La quota più elevata di donne che espatria si registra in Friuli-Venezia Giulia e in Trentino Alto Adige (rispettivamente, 47% e 46,4%), la più bassa in Puglia e in Calabria (42%). Le prime cinque province di cancellazione per l’estero sono Roma, Milano, Torino, Napoli e Brescia, le quali, nel complesso, rappresentano circa il 22,6% delle migrazioni in uscita. Osservando i cittadini rientrati in Italia nel 2018, risulta che sono anch’essi prevalentemente uomini (56,9%); nel 45% dei casi hanno un titolo di studio mediamente basso, nel 25% dei casi il diploma e nel restante 30% un alto livello di istruzione (laurea e post-laurea). Il 24,5% dei rimpatriati ha oltre 50 anni, percentuale che sale a 27% se si considerano i soli uomini.
I rimpatri avvengono principalmente verso la Lombardia (9 mila pari al 20% del totale delle iscrizioni), il Veneto, il Lazio e la Sicilia (tutte circa 4 mila pari al 8,5%), l’Emilia-Romagna, la Campania e il Piemonte (oltre 3 mila pari al 7%).

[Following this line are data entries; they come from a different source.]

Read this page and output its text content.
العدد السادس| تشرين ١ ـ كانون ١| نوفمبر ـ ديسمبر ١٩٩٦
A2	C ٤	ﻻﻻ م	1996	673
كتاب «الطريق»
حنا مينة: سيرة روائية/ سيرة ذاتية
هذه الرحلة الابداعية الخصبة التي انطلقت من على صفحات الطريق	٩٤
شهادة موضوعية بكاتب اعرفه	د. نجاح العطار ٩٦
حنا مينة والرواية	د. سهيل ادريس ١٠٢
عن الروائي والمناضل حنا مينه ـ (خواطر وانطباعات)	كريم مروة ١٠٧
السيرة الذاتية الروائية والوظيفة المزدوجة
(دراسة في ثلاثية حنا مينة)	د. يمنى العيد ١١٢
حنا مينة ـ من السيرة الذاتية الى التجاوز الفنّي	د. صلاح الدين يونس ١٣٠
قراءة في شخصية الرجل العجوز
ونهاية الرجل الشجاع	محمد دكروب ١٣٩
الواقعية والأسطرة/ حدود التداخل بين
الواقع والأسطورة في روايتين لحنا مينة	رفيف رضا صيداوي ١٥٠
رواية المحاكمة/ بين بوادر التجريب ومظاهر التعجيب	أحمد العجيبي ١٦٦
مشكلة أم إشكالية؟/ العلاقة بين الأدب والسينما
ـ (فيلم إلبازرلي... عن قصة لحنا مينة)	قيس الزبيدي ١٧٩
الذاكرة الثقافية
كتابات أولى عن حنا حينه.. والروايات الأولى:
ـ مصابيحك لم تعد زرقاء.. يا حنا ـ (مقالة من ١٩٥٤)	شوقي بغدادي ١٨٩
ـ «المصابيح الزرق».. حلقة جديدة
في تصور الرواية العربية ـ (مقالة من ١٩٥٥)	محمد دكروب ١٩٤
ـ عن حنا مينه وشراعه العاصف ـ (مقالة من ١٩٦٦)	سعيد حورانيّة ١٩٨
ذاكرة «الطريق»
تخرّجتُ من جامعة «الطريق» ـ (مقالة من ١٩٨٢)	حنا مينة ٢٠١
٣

Le regioni per le quali è più elevata la percentuale di donne, rispetto agli uomini, che effettuano iscrizioni anagrafiche dall’estero sono la Toscana (47%), il Trentino-Alto Adige e il Friuli-Venezia Giulia (45,7%); la più bassa percentuale si registra, invece, in Valle d’Aosta (39,6%) e in Campania (40,4%).
A livello provinciale, i rimpatri avvengono principalmente verso Milano, Roma, Torino, Napoli e Varese (per un totale del 23%). Nel 2018, i principali paesi di destinazione sono ancora il Regno Unito e la Germania che si aggiudicano le prime posizioni in graduatoria e che hanno accolto rispettivamente, il 18% e il 16% degli emigrati italiani, seguiti da Francia, Svizzera, Brasile e Spagna; tali paesi accolgono, nel complesso, oltre il 67% del totale delle cancellazioni di italiani per l’estero (78 mila su 117 mila in termini assoluti).
Altri paesi verso i quali gli italiani emigrano più frequentemente sono gli Stati Uniti d’America (4,6%), il Belgio (2,4%), l’Australia e l’Austria (entrambe 2,0%). Per quanto riguarda i rimpatri, i paesi dai i quali si ritorna nel 2018 sono principalmente il Brasile, la Germania, il Regno Unito, la Svizzera, il Venezuela, gli Stati Uniti d’America e la Francia per un totale del 61% delle iscrizioni anagrafiche (28 mila su circa 47 mila in termini assoluti). Un ruolo importante nella graduatoria dei primi 15 paesi è giocato anche da Spagna, Argentina, Belgio, Australia, Emirati Arabi e Cina (percentuali sul totale comprese tra 3% e 1,6%). “Nel caso particolare del Venezuela – registra il Rapporto – va ricordato che la profonda crisi economica, sociale e politica che ha investito il paese da qualche anno, sta provocando un vero e proprio esodo”.